The role of steroids in the pediatric population remains unclear. Bracken et al. reported that methylprednisolone improved spinal cord recovery up to five motor points if administered within 8 hours of injury. Most treating physicians use methylprednisolone in children, although only 15% of patients in the study were between 13 and 19 years old (40).

The injured child should undergo an expedited, yet thorough, history and physical evaluation, as the incidence of associated injuries is very high (41). Cardiac, abdominal, renal, and bladder injuries are often detected after the initial trauma evaluation.

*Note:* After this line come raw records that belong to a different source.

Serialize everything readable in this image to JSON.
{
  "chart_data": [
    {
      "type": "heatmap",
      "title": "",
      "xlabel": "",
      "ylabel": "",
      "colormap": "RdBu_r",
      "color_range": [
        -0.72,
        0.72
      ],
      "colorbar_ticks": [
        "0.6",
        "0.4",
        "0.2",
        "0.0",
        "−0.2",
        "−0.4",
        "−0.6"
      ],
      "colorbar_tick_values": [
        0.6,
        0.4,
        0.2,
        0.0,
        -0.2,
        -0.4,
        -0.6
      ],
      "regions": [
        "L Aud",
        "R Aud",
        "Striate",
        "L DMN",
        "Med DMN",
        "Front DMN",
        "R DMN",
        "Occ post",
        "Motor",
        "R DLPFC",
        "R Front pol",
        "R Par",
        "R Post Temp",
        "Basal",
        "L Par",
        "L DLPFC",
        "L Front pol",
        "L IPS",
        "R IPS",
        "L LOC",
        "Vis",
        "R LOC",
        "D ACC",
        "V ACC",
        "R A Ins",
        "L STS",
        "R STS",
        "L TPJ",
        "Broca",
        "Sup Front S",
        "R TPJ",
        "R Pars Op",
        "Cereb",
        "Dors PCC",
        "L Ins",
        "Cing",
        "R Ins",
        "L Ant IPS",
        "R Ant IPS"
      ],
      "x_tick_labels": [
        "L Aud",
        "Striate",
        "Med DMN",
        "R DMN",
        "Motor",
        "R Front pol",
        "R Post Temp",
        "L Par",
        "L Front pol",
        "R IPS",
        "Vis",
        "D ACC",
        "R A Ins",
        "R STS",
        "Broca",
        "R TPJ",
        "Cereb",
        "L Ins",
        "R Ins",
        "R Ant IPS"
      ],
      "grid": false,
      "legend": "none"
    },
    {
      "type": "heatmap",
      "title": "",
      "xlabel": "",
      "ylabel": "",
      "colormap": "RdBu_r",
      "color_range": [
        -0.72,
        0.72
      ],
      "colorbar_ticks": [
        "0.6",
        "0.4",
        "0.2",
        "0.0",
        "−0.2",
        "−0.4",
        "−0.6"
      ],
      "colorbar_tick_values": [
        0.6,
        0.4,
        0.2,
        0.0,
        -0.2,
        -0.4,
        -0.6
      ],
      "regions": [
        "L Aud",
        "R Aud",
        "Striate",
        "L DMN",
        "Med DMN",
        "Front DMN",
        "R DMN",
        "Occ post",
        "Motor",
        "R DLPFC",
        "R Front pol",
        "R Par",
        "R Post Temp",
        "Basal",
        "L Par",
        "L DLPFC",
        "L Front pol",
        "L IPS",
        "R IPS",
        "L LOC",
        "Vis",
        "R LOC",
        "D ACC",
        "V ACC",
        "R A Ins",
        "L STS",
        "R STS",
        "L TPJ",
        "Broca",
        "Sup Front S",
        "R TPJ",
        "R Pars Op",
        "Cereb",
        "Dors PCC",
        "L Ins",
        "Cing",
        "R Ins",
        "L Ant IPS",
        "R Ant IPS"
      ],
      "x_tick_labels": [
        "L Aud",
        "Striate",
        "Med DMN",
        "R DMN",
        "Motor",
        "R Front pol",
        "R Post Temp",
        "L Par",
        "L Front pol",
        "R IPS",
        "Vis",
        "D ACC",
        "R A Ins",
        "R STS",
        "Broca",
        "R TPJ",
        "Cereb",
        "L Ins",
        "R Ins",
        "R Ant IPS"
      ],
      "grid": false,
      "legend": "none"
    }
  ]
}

Patients with upper cervical injury may have cardiopulmonary arrest. Head injury occurs with SCI in 25% to 50% of patients (7,36). On palpation of the spine, one must assess spinous process step-off and tenderness, as these may indicate underlying injury. Torticollis is another indication of cervical spine injury. The neurologic examination must be repeated at short, regular intervals to ensure the rapid detection of deterioration. It is important to determine the presence of transient neurologic symptoms. At the time of examination, the patient
may not manifest any deficits; however, these patients may have occult instability, which if not detected may have catastrophic consequences.